Saturday, April 25, 2015

Chestnuts in Blossom

Reine Mathilde  Laurie Fox Pessemier   Acrylic/panel  12 x 12"  30 x 30 cm  

​Tables under the Trees  Laurie Fox Pessemier  Acrylic/linen 14 x 10.5  35 x 27 cm  


​​The Repair Shop, Seattle 1996  murals 6 x 14 feet:  1.8 x 4.2 meters  1996


Blossom Laurie Fox Pessemier  Acrylic/wood  20 x 7"  50 x 18cm 


ARTNOTES:  CHESTNUTS IN BLOSSOM


​There's been a flurry of activity this past week, in addition to packing up the move to sunny Italy.  

We went to the Giotto to Caravaggio show at the Jacquemart Andre Museum.  The museum is an unusual place -- while Americans were buying the French Impressionists, the Andres were buying Italian Renaissance classics, and left their house and its collection to France.   The house is over the top wonderful -- an oasis in a busy city, with an elegant garden behind.   Their collection is wonderful -- including a Tiepolo fresco painstakingly moved from Venice.

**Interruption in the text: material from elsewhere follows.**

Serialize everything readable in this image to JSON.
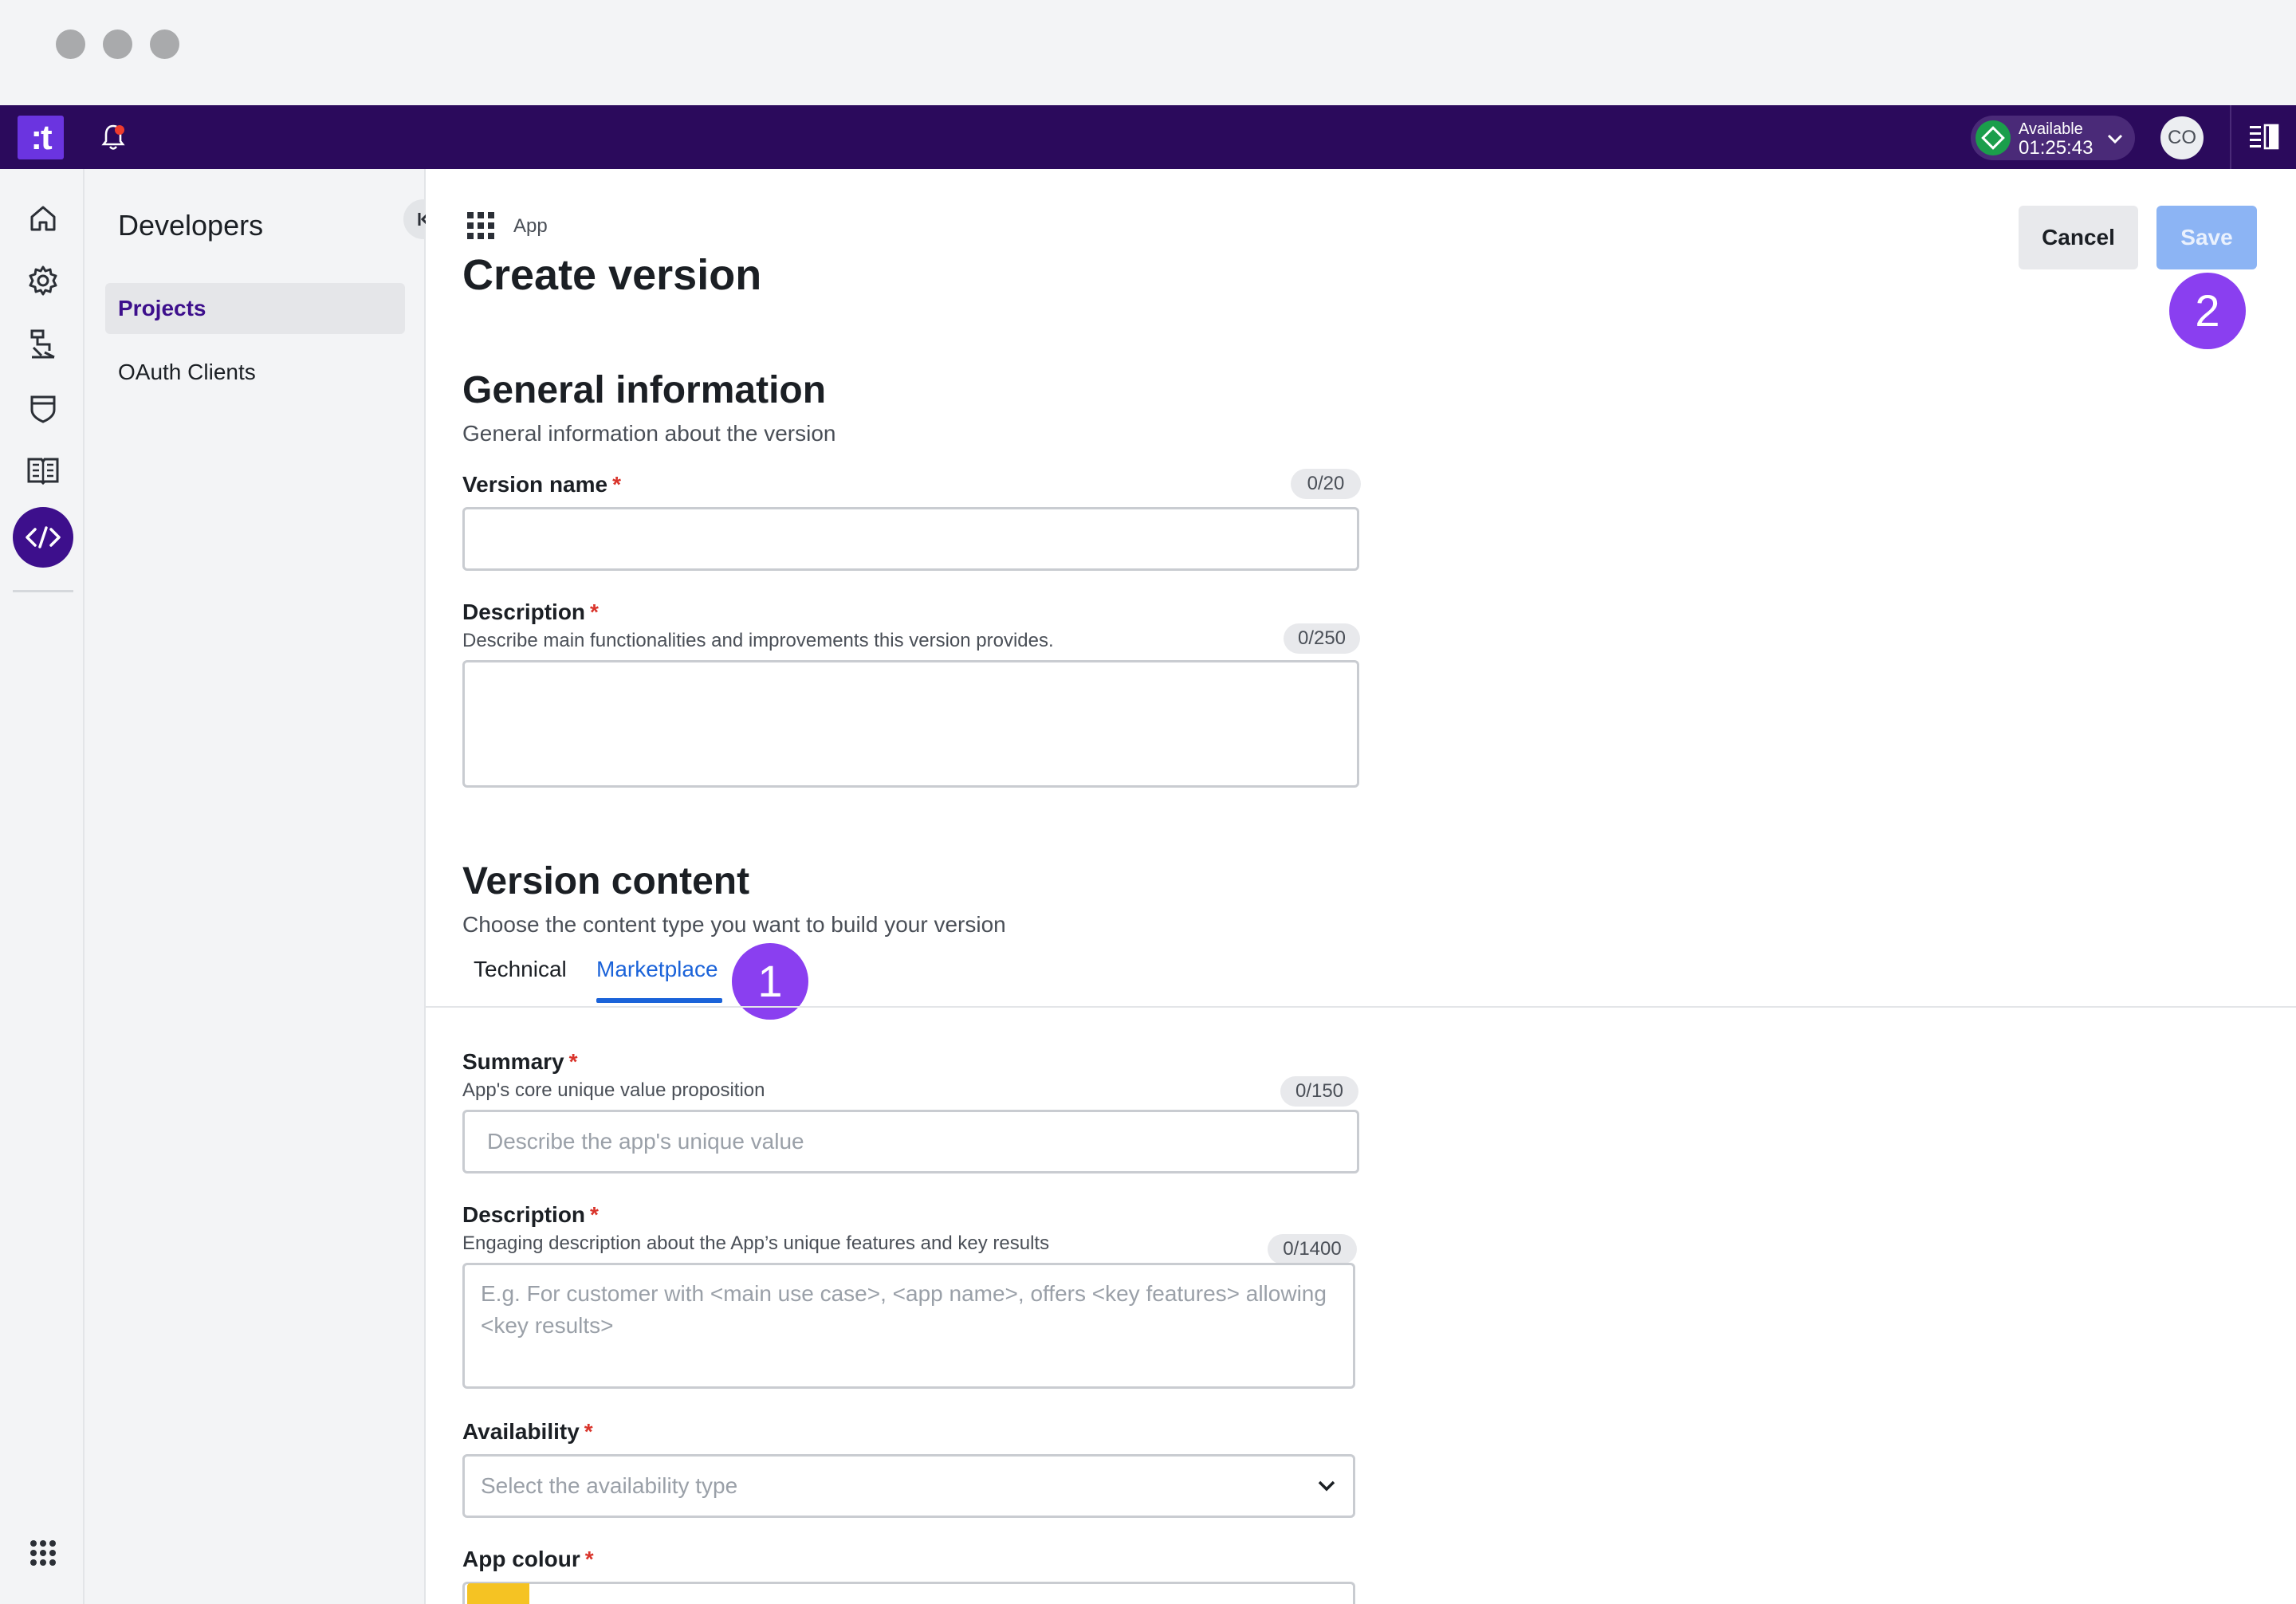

What better location for a Giotto to Caravaggio Exhibition?  The show is beautifully curated, and includes works by Piero della Francesco and Massacio.  The Caravaggios glow with luminescence (he experimented with adding fireflies to his sketches).  Giotto represents the very start of the Renaissance and Caravaggio the beginnings of the Baroque period -- and we see the portrait change as time moves on.  

It was a welcome break from the endless sorting of our belongings -- we have literally hundreds of paintings. Depite destroying many, we have at least 300 we will move to Rocca Malatina.  We return to Paris in June for a show at 102, rue Cherche Midi, where we had an expo in 2014.   This show will run from 24 June until 4 July.   We hop on the plane on the 6 July USA-bound for a show at Figure 8 Island in North Carolina, mid month.  Hopefully we will sell lots of our paintings in both places.

Packing up, I found pair of shoes I thought I'd lost in America in 2010; a plaid silk dress Blair gave me for Easter in 1983; photos of a mural we executed at my friend Sal's Volvo repair shop in 1996 (Tiepolo it ain't).  

We don't need to move any furniture at all because our new abode is completely furnished a la 1910, the year of the building.   But it isn't easy to find homes for what we have -- it may end up on the street in July.  Meanwhile, a friend took our olive and our azalea trees.  

I had a painting workshop with a wonderful woman from New Orleans, studying political science in Scotland.  We sat in the Luxembourg Gardens, under the chestnuts in blossom, enjoying April in Paris.